The rendering flow and configuration options are detailed in Rendering & Visibility.

Validation and permissions

  • ReverseRelationConfig.clean hooks run during form clean() with (instance, selection, request). Use this for business rules such as capacity limits or forbidding unbinds.

  • Permission evaluation happens twice:

    1. During clean() — when a custom policy (per-field or global) denies a specific selection, the field receives a validation error. Error messages resolve using the precedence described in Permissions.

    2. During save() — unauthorized fields are excluded from the persistence payload to guard against crafted POSTs.

Persistence

ModelForm.save delegates to the base implementation and then synchronizes reverse relations via _apply_reverse_relations(). For each configured field:

  • Multi-select fields compute the exact set of rows that should point at the parent instance. Items removed from the selection are unbound (ForeignKey set to None) before new bindings are applied.

  • Single-select fields unbind all rows except the chosen object, then bind the target if it is not already pointing at the instance.

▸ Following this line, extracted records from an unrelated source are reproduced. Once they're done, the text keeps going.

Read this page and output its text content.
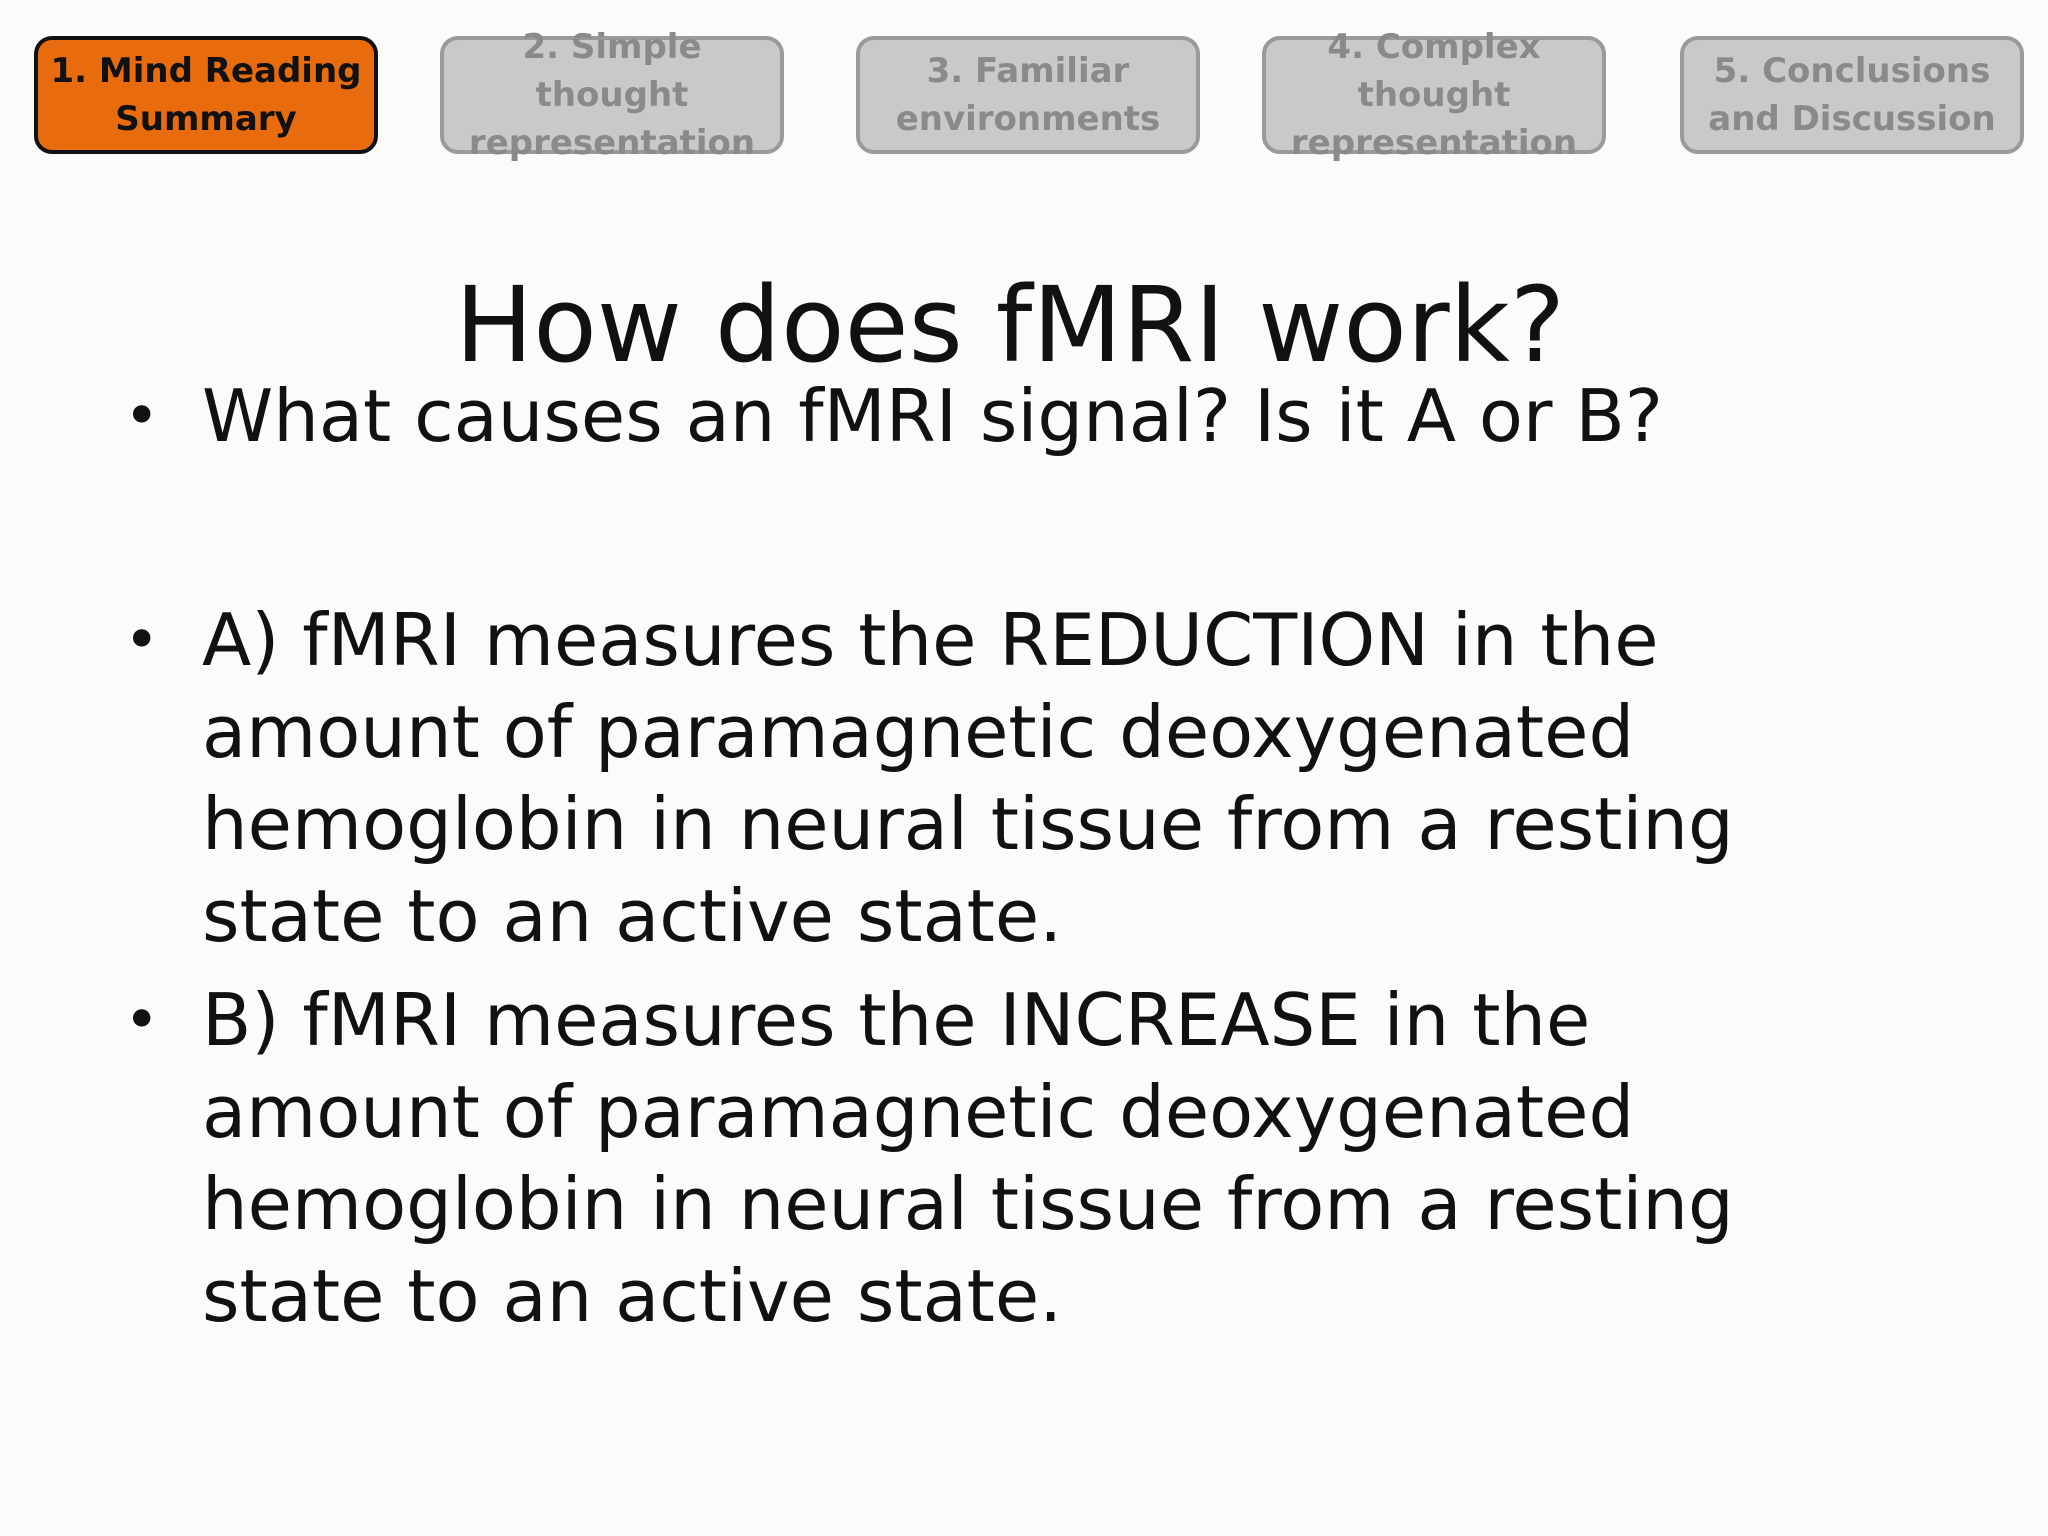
1. Mind Reading
Summary
2. Simple thought
representation
3. Familiar
environments
4. Complex thought
representation
5. Conclusions
and Discussion
How does fMRI work?
• What causes an fMRI signal? Is it A or B?
• A) fMRI measures the REDUCTION in the amount of paramagnetic deoxygenated hemoglobin in neural tissue from a resting state to an active state.
• B) fMRI measures the INCREASE in the amount of paramagnetic deoxygenated hemoglobin in neural tissue from a resting state to an active state.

When reverse_relations_atomic is True (the default) all configured fields are synchronized inside a single transaction so either all bindings are updated or none are. Unbinds happen before binds within each field to minimise transient uniqueness conflicts on OneToOneField or unique ForeignKeys.

Note

commit=False

If a form is saved with commit=False, the mixin defers reverse updates until save_model(). The payload of authorized reverse fields is stored on the form instance and applied during the admin save hook.

Extensibility checklist

  • Provide custom widgets by supplying ReverseRelationConfig.widget with a widget instance or class (e.g., DAL/Unfold).

  • Scope querysets dynamically with a callable limit_choices_to. Callables receive the current request and instance, allowing per-user filtering.

  • Implement per-field permission policies or assign reverse_permission_policy on the admin for global rules. Policies may be callables or objects implementing has_perm.

  • Override has_reverse_change_permission() if you need to enforce different permission codenames (add/delete) or object-level checks.